È un giorno storico per la sanità nel Lazio, dove la pillola Ru486 per l’aborto potrà essere assunta anche fuori dall’ospedale. L’ha annunciato l’associazione Luca Coscioni, che parla della regione del Centro Italia come “un esempio virtuoso a tutela dei diritti delle donne”, chiedendo inoltre che “anche le altre Regioni si adeguino“.
Come recita infatti il documento pubblicato nelle scorse ore sul bollettino ufficiale della Regione Lazio, quest’ultima in via del tutto ufficiale ha assunto un impegno importante nei confronti della popolazione femminile residente entro i confini territoriali, asserendo che provvederà a “rimuovere gli ostacoli all’accesso alla metodica farmacologica, nell’ottica di assicurare a tutte le donne che richiedono l’interruzione volontaria di gravidanza un servizio che tenga conto dei dati basati sulle evidenze scientifiche, di alta qualità e rispettoso dei loro diritti”. Maurizio Turco, segretario del Partito Radicale, ha asserito ai microfoni di AdnKronos: “Attendevamo da tempo questo giorno. Finalmente, dopo 30 anni arriva anche l’Italia”. Esultanze “illustri”, ma ci chiediamo: si può fermare la vita bevendo un bicchiere d’acqua?

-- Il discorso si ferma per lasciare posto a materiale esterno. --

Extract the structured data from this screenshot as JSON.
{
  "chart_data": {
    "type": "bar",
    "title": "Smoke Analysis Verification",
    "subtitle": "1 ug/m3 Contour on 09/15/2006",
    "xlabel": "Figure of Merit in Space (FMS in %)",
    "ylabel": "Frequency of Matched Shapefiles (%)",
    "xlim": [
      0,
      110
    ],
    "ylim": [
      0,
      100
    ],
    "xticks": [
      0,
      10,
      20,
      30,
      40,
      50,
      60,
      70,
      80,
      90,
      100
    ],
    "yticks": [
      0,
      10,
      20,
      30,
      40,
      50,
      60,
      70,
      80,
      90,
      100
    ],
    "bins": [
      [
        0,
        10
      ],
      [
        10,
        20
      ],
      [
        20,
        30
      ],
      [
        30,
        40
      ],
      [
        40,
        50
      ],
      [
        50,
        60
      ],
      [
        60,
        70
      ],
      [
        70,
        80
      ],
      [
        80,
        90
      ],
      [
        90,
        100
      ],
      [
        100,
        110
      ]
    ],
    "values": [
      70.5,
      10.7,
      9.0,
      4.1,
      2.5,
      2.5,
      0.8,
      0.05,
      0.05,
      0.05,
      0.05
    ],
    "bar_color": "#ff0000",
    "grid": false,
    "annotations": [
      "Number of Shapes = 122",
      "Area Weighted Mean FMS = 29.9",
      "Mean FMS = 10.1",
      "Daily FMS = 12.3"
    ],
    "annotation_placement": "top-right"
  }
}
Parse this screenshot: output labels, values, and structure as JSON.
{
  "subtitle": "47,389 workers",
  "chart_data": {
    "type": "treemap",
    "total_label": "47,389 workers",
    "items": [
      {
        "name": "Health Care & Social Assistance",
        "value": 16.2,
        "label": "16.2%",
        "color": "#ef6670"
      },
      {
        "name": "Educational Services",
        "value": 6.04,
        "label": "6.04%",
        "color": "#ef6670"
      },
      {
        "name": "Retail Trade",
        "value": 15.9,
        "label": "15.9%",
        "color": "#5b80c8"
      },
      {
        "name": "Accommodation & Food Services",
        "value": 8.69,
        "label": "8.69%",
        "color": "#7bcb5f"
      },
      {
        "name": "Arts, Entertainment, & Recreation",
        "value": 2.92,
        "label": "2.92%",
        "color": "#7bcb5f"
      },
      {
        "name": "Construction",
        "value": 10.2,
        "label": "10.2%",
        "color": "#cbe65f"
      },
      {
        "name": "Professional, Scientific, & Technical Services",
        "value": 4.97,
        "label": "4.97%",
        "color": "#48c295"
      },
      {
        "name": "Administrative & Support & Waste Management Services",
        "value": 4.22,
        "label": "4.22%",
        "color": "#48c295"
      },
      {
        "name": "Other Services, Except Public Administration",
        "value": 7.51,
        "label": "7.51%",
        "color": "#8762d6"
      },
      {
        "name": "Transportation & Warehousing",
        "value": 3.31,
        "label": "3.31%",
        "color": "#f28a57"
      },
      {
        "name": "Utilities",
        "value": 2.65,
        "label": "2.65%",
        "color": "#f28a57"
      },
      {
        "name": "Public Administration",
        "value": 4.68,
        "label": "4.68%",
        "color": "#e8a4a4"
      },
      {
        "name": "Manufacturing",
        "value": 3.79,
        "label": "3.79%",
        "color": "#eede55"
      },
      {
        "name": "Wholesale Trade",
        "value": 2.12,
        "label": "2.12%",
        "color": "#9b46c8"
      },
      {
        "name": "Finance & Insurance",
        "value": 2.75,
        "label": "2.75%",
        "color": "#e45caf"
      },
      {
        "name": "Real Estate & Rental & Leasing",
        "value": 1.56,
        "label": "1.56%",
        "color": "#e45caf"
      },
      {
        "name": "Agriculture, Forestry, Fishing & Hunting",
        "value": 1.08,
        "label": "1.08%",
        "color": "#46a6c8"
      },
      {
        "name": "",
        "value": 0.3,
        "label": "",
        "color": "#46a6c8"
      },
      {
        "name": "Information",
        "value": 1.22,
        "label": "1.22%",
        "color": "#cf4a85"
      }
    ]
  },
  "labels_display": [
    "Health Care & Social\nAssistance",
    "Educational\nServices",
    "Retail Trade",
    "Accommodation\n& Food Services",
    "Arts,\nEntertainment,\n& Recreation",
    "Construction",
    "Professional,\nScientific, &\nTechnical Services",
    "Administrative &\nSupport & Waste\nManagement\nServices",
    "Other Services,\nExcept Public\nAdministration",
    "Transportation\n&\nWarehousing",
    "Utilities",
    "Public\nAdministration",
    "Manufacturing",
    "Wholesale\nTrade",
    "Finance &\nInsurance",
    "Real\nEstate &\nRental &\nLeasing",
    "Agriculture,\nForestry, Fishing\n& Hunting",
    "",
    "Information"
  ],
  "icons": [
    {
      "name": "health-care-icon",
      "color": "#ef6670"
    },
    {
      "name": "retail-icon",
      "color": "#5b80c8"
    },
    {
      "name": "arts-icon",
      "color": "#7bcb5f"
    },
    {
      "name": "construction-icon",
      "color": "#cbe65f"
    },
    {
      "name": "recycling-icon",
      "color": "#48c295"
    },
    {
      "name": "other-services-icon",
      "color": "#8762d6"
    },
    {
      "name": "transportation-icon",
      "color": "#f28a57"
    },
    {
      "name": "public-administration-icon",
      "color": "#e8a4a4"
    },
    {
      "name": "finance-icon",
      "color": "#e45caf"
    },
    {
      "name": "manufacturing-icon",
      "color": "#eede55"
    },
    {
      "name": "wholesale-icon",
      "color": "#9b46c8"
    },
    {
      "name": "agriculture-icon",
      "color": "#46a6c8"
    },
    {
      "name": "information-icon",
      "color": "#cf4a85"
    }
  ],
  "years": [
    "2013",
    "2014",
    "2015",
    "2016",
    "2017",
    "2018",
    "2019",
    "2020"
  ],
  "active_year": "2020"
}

ABORTO, PILLOLA RU486 NEL LAZIO ANCHE FUORI DA OSPEDALE: I COMMENTI
“Possibilità anche nel nostro Paese per le donne di scegliere se effettuare l’interruzione volontaria di gravidanza tramite Ru486 in regime di Day Hospital o in ambulatorio (compresi i consultori), prevedendo l’assunzione del secondo farmaco anche a casa”: questo l’annuncio sulla novità in termini di aborto effettuato in una nota da Marta Bonafoni e Alessandro Capriccioli, rispettivamente capogruppo della lista civica Zingaretti e di + Europa Radicali. Dall’associazione Coscioni hanno fatto loro eco Filomena Gallo, avvocato e segretario dell’Associazione Coscioni, Mirella Parachini, ginecologa e vice-segretario dell’Associazione, e Anna Pompili, ginecologa di Amica (Associazione medici italiani contraccezione e aborto): “Accogliamo con grande soddisfazione questa determina, dopo ben 10 anni dall’introduzione del metodo farmacologico in Italia, che finalmente equipara il nostro Paese a quelli dove tale procedura viene applicata da alcuni decenni”. Per poi aggiungere: “Ora questo documento serva da esempio virtuoso per tutte le Regioni italiane e come risposta ai casi, quale quello dell’Umbria, che lo scorso anno aveva introdotto l’obbligo di ricovero ordinario per l’aborto farmacologico”.